De même, on peut constater que le nombre de plaintes a grandement augmenté depuis les années 1950. Nombre de personnes portent aujourd’hui plus facilement plainte qu’avant. Autrement dit, sur 1000 agressions commises dans les années 1950, le nombre de plaintes déposées était inférieur au nombre de plaintes déposées pour 1000 agressions similaires dans les années 2010. Cela ne signifie donc pas qu’il y a plus d’agressions qu’avant mais uniquement que le nombre d’agressions qui entraînent une plainte augmente, faisant augmenter avec elles les chiffres de la délinquance et de la criminalité.

Pour certains délits ou crimes, c’est parfois la libération de la parole des victimes qui fait augmenter artificiellement les chiffres recensés. Par exemple, on peut constater depuis quelques années une libération de la parole des femmes victimes de violences sexuelles. Une des conséquences de cela est non seulement une médiatisation plus importante de ce sujet, mais également une augmentation du nombre de femmes osant aller porter plainte (et faisant d’ailleurs souvent face à des policiers sexistes qui ne prennent pas au sérieux la question). Ainsi, si le nombre de victimes de viol qui portent plainte augmente, cela ne signifie pas pour autant que le nombre de viols augmente réellement.

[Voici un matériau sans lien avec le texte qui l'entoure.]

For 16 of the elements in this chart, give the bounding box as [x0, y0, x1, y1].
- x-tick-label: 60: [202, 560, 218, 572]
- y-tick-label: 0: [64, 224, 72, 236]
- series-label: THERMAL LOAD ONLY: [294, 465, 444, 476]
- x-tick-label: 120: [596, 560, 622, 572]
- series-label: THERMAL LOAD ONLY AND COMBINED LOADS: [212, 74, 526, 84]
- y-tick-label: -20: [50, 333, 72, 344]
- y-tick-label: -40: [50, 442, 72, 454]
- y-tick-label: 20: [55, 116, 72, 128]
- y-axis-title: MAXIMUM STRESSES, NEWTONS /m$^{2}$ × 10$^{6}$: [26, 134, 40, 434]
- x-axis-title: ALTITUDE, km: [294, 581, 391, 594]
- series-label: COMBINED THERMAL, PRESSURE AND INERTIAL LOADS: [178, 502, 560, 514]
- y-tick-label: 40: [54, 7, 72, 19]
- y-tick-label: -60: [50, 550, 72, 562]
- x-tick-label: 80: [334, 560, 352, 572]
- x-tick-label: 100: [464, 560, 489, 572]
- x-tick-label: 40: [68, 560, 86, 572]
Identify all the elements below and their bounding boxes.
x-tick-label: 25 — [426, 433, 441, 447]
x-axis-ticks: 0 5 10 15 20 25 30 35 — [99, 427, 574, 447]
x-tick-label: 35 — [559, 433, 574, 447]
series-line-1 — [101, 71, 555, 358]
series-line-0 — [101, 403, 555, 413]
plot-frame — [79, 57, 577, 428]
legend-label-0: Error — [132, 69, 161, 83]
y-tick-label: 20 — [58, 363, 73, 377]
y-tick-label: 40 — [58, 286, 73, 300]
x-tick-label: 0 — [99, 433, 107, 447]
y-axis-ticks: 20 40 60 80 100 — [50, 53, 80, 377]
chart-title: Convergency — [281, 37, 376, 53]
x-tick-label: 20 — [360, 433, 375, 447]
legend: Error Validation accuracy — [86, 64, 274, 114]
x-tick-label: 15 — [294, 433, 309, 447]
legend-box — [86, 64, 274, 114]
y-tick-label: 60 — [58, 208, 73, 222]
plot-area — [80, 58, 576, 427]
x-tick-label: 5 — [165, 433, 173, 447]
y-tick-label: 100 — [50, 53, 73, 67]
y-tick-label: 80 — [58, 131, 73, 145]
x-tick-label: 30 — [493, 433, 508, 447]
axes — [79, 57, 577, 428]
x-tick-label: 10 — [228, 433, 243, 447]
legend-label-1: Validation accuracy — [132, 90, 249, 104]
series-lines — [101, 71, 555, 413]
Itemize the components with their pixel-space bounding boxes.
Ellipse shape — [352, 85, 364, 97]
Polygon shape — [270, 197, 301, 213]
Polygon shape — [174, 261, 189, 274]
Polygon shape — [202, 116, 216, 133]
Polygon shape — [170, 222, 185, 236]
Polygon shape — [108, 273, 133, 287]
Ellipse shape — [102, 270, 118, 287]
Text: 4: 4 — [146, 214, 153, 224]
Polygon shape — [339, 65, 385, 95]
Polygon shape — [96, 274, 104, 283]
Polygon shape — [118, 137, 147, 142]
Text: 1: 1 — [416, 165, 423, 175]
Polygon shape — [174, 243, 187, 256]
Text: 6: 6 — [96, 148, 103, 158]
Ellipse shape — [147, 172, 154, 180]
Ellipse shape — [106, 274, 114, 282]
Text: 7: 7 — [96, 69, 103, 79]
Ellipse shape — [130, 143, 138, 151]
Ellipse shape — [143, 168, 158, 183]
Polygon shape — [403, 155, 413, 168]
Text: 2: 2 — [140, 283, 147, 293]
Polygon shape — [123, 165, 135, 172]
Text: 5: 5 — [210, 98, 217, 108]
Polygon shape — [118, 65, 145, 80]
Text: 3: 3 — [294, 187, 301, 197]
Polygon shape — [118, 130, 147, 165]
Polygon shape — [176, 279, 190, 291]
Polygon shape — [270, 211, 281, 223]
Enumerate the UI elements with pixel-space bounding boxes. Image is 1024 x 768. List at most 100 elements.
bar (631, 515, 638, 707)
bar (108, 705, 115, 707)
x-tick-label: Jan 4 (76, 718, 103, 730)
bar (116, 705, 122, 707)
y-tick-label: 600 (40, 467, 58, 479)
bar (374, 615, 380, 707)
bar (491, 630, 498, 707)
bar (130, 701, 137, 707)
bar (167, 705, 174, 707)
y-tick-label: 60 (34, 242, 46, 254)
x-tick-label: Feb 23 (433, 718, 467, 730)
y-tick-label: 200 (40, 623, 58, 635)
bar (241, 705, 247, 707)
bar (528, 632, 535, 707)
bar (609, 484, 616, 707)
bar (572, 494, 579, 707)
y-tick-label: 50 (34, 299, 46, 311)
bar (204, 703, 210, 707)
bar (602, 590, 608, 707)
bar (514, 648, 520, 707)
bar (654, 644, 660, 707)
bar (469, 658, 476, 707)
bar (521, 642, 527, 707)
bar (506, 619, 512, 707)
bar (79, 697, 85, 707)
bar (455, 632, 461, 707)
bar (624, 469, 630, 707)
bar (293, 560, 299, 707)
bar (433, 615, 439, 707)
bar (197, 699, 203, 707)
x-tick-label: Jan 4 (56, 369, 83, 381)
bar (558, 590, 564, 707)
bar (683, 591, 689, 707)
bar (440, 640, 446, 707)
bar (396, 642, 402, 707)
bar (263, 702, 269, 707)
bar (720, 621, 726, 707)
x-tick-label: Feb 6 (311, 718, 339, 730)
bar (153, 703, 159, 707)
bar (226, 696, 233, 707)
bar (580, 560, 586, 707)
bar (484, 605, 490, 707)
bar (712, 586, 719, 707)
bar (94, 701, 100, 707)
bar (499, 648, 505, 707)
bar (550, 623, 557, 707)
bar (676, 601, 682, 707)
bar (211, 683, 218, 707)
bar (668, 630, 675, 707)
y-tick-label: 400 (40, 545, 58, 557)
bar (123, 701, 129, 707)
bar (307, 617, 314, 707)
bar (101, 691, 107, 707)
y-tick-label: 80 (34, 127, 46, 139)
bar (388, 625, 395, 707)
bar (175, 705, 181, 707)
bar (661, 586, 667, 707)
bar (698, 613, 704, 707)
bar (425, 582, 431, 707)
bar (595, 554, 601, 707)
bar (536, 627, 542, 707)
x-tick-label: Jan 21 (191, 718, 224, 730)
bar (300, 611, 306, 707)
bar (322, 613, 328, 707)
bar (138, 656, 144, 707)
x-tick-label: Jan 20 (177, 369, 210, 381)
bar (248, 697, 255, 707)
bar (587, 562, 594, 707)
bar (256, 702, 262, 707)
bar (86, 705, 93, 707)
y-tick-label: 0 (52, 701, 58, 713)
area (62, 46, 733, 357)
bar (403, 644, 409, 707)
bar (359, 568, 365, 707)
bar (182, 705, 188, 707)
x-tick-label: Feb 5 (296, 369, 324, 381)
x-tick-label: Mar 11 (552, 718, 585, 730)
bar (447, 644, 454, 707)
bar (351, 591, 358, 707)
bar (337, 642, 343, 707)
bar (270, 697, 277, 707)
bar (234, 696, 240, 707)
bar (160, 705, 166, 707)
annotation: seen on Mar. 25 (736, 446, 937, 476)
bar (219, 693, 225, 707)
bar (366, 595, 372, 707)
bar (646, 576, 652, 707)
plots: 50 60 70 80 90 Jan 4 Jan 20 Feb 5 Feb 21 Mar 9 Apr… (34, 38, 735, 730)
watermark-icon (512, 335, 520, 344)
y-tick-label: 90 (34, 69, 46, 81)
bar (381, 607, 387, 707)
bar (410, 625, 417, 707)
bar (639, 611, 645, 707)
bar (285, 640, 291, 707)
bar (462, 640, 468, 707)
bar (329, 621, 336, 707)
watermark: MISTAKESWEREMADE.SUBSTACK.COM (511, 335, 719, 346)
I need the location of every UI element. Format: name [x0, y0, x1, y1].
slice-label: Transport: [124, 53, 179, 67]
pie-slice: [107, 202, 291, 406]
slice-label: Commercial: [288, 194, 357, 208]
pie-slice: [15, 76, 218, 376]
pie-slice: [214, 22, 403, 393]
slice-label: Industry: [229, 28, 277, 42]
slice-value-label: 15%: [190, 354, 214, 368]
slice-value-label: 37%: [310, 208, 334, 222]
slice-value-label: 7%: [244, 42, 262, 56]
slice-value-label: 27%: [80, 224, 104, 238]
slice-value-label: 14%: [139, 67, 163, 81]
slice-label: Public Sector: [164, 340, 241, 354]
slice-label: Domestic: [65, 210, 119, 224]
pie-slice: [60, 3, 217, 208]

L’ensauvagement, un ressenti avant tout

Puisqu’il est impossible à prouver statistiquement et qu’il n’a pas de définition précise, il faut considérer « l’ensauvagement de la société » comme étant avant tout un ressenti subjectif déconnecté de la réalité matérielle. Cependant, ce ressenti ne vient pas de nulle part, il est en grande partie le résultat d’une sur-médiatisation des faits divers. Ainsi, selon l’INA (institut national des archives), le temps consacré aux faits divers dans les journaux télévisés du soir sur les grandes chaînes historiques a augmenté de 73% entre 2003 et 2013. L’émergence des chaînes d’information en continu a également contribué à cette sur-médiatisation des faits divers. Si on prend des exemples récents, le meurtre du chauffeur de bus à Bayonne ou celui d’une jeune femme à Lyon ont fait couler énormément d’encre, ont énormément fait parler tant à la télévision que sur les réseaux sociaux.

Voir des faits divers tous les jours à la télévision, sur Facebook, sur Twitter, dans les journaux, donne l’impression que la société est de plus en plus violente, mais ce n’est qu’un ressenti, une impression, et non une réalité. Des faits terribles comme ce qu’il s’est passé à Bayonne ou à Lyon, cela a toujours existé, mais les réseaux sociaux et les médias créent ce qu’on appelle un effet de loupe, c’est à dire qu’ils permettent de mettre en avant ces faits, de les porter à la connaissance du grand public. De même, des émissions telles que « faites entrer l’accusé » ont grandement contribué à intégrer les faits divers dans l’imaginaire collectif.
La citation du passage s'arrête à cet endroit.